Lithium 9 Production Rate in a Liquid Scintillator
by Ryan P. Schooley
Supervisors: Dr. Bolton and Dr. Horton-Smith
Welcome to my webpage. This page summarizes my experience doing research for the Summer 2009 at Kansas State University in the High Energy Physics department. We are trying to measure the lithium 9 production rate produced in liquid scintillators. This research is crucial for the Double Chooz (pronounced “show”) in France. The Double Chooz experiment is designed to improve upon previous measurements of the θ13 mixing angle, a parameter for determining the probability of a neutrino changing its flavor eigenstate. It is believed that Lithium 9 production is currently the greatest source of systematic uncertainty in the Double Chooz experiment.
Also, we are investigating the scintillation properties of epoxy. In the Double Chooz experiment, devices measuring the state of the scintillation fluid are covered in epoxy so they do not interfere with the experiment. But if epoxy were to have scintillation properties, the epoxy itself would scintillate, making it a poor buffer. This would add yet another uncertainty to the Double Chooz experiment.
Below, I describe the Project Goals, my Research Strategy, my Research Progress, and will eventually post my Final Presentation and Final Report. I post my homework assignments from our weekly REU scientific Ethics class, taught by Prof. Bruce Glymour and Prof. Amy Lara, and my reaction to Prof. Larry Weaver's Lectures. Scroll all the way down to learn more About Me. Finally, I've included some Useful Links.
Summary Statement: Neutrinos, the ‘ghost’ particles produced by radioactive decay, can transform from one type into a completely different type of neutrino. It is as if you threw a baseball, closed your eyes, opened them a few seconds later and found that the baseball was now a basketball!
In order to fully understand neutrino oscillation, accurate measurements of a parameter, theta 13, must be taken. This involves detecting many neutrinos at one time and then again at a different time. But neutrinos are difficult to detect and theta 13 seems to be small, so the detectors need to be close to the reactors that produce them. But that means the detectors will be close to the surface of the earth where they are more exposed to cosmic particles called muons. Muons are known to interact with detector material and to produce lithium 9. When lithium 9 decays, it looks exactly like a neutrino to the detector. Thus, to get an accurate measurement of theta 13, one must have an accurate measurement of the lithium 9 produced by muons. This is the goal of my research this summer: an accurate measurement of the rate at which muons make lithium 9 in scintillator fluid.
1. Determine the scintillation rate of epoxy.
2. Examine the data output of the Lithium 9 experiment, confirm detector is working properly.
We were able to conclusively determine the rate of epoxy. It does not seem to scintillate. However, a factor of 2 correction may be necessary to account for the ‘brightness’ of the epoxy used in double CHOOZ.
Additional data was collected on the lithium 9 detector. This time, however, the veto was placed on the delayed signal. This produced data that was drastically different than the first batch of data taken by the Dr.
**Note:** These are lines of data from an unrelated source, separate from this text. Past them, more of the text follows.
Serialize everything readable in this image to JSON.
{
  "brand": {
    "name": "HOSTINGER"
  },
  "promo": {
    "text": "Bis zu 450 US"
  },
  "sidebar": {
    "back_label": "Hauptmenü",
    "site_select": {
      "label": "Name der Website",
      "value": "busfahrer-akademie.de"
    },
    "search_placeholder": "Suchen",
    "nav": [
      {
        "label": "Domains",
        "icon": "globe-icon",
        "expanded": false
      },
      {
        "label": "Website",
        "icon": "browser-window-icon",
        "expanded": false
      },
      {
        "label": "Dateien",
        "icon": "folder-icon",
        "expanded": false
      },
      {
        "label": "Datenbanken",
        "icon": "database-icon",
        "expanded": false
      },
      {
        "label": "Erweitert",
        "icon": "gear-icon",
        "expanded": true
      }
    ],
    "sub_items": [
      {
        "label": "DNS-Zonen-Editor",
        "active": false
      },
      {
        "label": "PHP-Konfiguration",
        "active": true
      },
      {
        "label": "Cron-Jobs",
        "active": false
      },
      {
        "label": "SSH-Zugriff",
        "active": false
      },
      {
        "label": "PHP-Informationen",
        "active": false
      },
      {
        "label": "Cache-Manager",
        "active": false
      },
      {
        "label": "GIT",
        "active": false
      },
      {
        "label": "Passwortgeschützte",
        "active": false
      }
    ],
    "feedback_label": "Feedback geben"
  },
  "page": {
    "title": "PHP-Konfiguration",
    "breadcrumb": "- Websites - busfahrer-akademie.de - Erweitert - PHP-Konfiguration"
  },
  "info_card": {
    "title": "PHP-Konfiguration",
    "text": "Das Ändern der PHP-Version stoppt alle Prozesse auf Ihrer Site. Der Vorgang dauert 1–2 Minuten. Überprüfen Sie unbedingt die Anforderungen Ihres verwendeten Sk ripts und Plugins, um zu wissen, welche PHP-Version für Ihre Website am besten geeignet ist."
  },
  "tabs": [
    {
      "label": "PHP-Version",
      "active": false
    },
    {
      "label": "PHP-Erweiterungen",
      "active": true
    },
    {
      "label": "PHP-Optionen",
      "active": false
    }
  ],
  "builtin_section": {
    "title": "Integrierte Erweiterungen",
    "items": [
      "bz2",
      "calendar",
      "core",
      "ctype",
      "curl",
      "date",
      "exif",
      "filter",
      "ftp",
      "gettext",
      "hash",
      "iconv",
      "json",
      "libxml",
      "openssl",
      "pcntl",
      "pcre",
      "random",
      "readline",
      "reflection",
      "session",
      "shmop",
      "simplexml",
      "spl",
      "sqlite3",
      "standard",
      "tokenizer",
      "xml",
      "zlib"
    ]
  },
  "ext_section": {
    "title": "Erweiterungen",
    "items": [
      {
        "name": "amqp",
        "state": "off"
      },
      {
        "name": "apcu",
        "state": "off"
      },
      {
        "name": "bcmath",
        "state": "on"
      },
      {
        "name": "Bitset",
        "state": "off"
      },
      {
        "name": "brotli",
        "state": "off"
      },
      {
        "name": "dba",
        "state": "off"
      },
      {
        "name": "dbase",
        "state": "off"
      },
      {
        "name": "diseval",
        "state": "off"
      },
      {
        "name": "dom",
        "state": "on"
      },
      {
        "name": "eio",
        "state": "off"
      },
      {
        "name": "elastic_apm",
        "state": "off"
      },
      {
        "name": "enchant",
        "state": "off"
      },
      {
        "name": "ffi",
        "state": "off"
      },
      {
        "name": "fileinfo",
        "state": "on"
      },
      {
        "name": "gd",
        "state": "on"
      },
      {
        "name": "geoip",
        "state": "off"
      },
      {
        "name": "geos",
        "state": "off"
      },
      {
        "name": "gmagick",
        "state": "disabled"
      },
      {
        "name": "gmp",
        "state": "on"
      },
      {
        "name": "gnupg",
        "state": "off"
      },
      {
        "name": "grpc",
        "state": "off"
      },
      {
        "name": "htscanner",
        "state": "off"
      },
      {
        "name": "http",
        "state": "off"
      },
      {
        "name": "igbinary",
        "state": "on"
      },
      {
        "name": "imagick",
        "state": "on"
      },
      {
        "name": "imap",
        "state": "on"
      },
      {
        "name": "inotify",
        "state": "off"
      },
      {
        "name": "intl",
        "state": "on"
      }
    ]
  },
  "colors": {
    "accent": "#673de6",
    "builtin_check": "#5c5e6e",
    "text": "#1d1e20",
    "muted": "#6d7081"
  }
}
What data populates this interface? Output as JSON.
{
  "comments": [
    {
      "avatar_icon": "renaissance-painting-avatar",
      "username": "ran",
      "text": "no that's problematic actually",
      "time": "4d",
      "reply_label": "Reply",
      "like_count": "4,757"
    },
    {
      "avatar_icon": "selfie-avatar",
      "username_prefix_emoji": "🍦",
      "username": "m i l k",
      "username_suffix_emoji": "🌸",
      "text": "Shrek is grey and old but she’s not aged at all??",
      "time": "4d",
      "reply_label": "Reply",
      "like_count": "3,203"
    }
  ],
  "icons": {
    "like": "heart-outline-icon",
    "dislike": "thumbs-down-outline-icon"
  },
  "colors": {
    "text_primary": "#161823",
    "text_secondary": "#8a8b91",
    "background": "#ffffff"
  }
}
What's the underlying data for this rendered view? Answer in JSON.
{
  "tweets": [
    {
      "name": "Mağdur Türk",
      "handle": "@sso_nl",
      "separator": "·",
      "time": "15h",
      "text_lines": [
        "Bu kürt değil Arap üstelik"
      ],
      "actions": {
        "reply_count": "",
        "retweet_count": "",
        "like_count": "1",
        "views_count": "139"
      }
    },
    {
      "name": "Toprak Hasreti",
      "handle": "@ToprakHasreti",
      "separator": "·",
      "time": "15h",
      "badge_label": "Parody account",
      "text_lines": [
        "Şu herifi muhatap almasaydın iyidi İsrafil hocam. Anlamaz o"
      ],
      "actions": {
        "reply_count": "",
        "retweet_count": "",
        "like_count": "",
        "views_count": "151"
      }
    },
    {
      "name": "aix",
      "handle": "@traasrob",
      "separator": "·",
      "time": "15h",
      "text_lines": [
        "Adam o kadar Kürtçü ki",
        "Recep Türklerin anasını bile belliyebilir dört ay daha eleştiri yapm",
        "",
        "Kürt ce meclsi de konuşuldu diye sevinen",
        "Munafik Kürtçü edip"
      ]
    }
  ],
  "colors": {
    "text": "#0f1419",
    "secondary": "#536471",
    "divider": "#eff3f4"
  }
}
Mark Smith (this data had a veto on the prompt signal). We had a feeling that the change in the data was due to the veto affecting which events were counted, but it could also have been due to a miscalbiration or we could have been observing some strange new phenomenon. We set out to eliminate these two options by:
1. Running the detector with a prompt veto again. This would allow us to compare the data to the original to rule out any new phenomenon.
2. Remove the veto completely. This will allow muons to pass through and we could check their energies and confirm the calibration.
The new prompt veto data looked identical to the old prompt veto data. The veto less data produced signals with energies typical of muons. Thus, we ruled out the possibility of new phenomenon and incorrect calibration, concluding that the difference between the new and old data is due completely to switching the veto.
Lectures by Dr. Weaver
Ethics Class: …yeah…
About Me: I'm really interesting! I grew up in Saratoga Springs, Ny, and attend College at SUNY Geneseo. I first got interested in physics when I was a senior in high school. As a freshman in college, I thought I wanted to be a Doctor, so I enrolled as a bio major. I later grew bored with Bio but genuinely enjoyed my calculus classes. I was pretty sure I wanted to do something related to science, so I switched my major to physics in my sophomore year. Then, in spring of my sophomore year, I read about Einstein’s Special Relativity and I knew I wanted to be a physics major.
I enjoy physics, math, reading, working out and running, basketball, and various other things.